Thirteen babies lay on their parents uniforms Nov. 20, 2019, at Mountain Home Air Force Base, Idaho. The U.S. Air Force has annouced 2019 as the Year of the Defender in honor of security forces members. (U.S. Air Force photo by Airman Natalie Rubenak)

Thirteen babies lay on their parents uniforms Nov. 20, 2019, at Mountain Home Air Force Base, Idaho. The U.S. Air Force has annouced 2019 as the Year of the Defender in honor of security forces members. (U.S. Air Force photo by Airman Natalie Rubenak)

MOUNTAIN HOME AIR FORCE BASE, Idaho --

The Air Force dubbed 2019 as “Year of the Defender” for security forces members. The 366th Security Forces Squadron was so excited about this announcement, they decided to grow their numbers - and not in the traditional sense.

Twenty-one babies were born this year within the squadron, giving birth to the new title: “Year of the Baby Defender.”

Security Forces’ members have one of the most critical and demanding jobs in the Air Force, so balancing defender duties and parenting may seem overwhelming. These families, however, have shown that with the support of their squadron, anything is possible.

“There wasn’t a time before the birth of my daughter when I questioned how it would affect my work,” said Tech Sgt. Jamal Shaw, 366th SFS NCO in charge of the commander support staff. “I have seen time and time again where the squadron supports its people.”

Along with being a parent of a new “baby-defender,” Shaw’s job is to ensure the plans and programs the commander wants are disseminated to all the squadron Airmen so they have legal-based guidance. Shaw ensures squadron members’ security clearances are up-to-date, while also implementing a new policy of self-test for fitness at the squadron level.

Though his job is time-consuming and sometimes chaotic, Shaw has built a support system through his family and co-workers.

“My wife is a great support for me,” Shaw said. “I would not be able to balance my work and home life without the help of Mrs. Ramona Shaw.”

Shaw recalled a situation where he witnessed his support system spring into action.

“A squadron member’s wife was pregnant and worried about the baby,” Shaw said. “She was waiting for her husband to get off post and go to the hospital with her. He was waiting to get relieved from the gate when he finally informed me of what was going on.”

Observing first-hand the support his leadership was willing to offer, Shaw knew he could lean on them.

“The operations officer at the time, Capt. David Greene, said ‘get the member off that post now so he can go with his wife to the hospital - I'll grab a weapon and go work that post’,” Shaw said.

Staff Sgt. Megan Schneider, 366th SFS NCO in charge of combat arms, had her second child in May of this year, adding to the 21 “defender babies” of 2019.

Schneider’s daily duties consist of instructing weapons training on the M-4 carbine and working the firing line at Combat Arms Training and Maintenance.

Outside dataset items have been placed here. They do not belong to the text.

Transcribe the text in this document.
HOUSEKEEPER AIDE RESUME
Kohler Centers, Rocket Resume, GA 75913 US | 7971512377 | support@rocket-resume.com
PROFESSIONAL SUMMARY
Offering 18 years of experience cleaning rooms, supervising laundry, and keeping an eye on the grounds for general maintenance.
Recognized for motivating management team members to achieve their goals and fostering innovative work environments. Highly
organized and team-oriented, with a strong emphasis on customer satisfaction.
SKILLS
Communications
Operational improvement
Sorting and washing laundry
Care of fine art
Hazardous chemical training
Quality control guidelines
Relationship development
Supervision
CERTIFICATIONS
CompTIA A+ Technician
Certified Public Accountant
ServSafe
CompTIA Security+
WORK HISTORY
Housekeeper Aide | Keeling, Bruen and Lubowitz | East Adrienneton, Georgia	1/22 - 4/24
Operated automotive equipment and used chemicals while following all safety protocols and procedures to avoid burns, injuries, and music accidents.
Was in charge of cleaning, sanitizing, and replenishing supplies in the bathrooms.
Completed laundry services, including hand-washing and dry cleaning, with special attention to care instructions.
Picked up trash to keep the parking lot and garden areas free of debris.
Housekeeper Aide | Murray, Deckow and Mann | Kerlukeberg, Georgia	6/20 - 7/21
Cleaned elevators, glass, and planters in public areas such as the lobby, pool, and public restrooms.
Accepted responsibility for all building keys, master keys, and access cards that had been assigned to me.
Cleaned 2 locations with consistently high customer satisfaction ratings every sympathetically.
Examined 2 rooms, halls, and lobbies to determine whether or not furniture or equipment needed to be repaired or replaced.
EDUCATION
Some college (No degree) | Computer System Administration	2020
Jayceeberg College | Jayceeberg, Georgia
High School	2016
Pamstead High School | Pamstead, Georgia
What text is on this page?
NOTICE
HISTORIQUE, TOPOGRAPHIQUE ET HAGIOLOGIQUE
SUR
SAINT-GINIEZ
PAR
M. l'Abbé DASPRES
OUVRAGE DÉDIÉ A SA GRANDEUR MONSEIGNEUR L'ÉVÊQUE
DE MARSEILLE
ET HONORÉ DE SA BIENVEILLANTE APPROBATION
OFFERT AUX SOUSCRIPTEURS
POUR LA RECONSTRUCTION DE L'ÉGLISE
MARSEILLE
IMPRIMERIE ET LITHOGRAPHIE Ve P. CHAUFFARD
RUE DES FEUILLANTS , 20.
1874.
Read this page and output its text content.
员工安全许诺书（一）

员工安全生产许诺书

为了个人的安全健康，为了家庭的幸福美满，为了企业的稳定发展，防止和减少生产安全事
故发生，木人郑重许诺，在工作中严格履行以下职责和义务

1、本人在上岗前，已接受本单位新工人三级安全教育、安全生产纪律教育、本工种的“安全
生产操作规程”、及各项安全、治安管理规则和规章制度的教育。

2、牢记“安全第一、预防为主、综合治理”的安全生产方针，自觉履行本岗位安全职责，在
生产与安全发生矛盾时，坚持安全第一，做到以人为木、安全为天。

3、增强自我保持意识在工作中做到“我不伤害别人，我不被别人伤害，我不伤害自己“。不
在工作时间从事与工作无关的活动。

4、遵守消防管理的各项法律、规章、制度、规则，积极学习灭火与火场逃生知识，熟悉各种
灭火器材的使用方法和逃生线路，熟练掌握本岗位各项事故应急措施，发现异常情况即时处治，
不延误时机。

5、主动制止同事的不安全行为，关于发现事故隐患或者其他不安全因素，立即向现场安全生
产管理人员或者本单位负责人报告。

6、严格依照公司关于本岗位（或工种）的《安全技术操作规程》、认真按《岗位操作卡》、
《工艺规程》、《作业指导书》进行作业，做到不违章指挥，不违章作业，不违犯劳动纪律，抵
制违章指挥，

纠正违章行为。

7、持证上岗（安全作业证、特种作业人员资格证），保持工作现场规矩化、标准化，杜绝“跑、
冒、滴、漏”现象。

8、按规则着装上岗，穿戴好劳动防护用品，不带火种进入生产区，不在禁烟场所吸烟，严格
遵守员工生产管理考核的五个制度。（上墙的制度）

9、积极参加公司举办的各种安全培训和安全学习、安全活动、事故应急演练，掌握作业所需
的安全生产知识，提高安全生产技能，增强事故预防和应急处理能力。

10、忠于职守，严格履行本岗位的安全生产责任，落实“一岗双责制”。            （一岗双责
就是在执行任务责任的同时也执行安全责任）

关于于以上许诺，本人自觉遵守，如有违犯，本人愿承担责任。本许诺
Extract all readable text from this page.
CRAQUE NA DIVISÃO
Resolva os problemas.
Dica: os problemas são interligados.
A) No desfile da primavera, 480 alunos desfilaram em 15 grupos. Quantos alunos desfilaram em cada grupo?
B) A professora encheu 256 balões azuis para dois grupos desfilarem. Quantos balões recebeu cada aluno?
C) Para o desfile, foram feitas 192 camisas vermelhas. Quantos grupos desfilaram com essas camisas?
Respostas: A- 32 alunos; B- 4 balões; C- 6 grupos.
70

When she’s not working with weapons, she manages squadron programs.

Schneider carries a lot of responsibility in her job, but when family-duty calls, her unit has her back.

“My section has a great working relationship and I have a lot of support within the unit,” Schneider said. "They understand that sometimes I may need to leave early.”

For Schneider, recognizing when to separate home life from work life is key.

“I am still trying to find a balance between being a mom to two kids and being the NCOIC of combat arms,” Schneider said. “I just try and make sure my kids know that I am present with them.”

Though these two individuals work in separate units and have different experiences with parenting, the encouragement they have received from their squadron allows both members be the parents they need to be.

“When a squadron invests in their people as much as the 366th SFS has in its new parents, the squadron not only becomes a place of work, but an extended family,” Shaw said.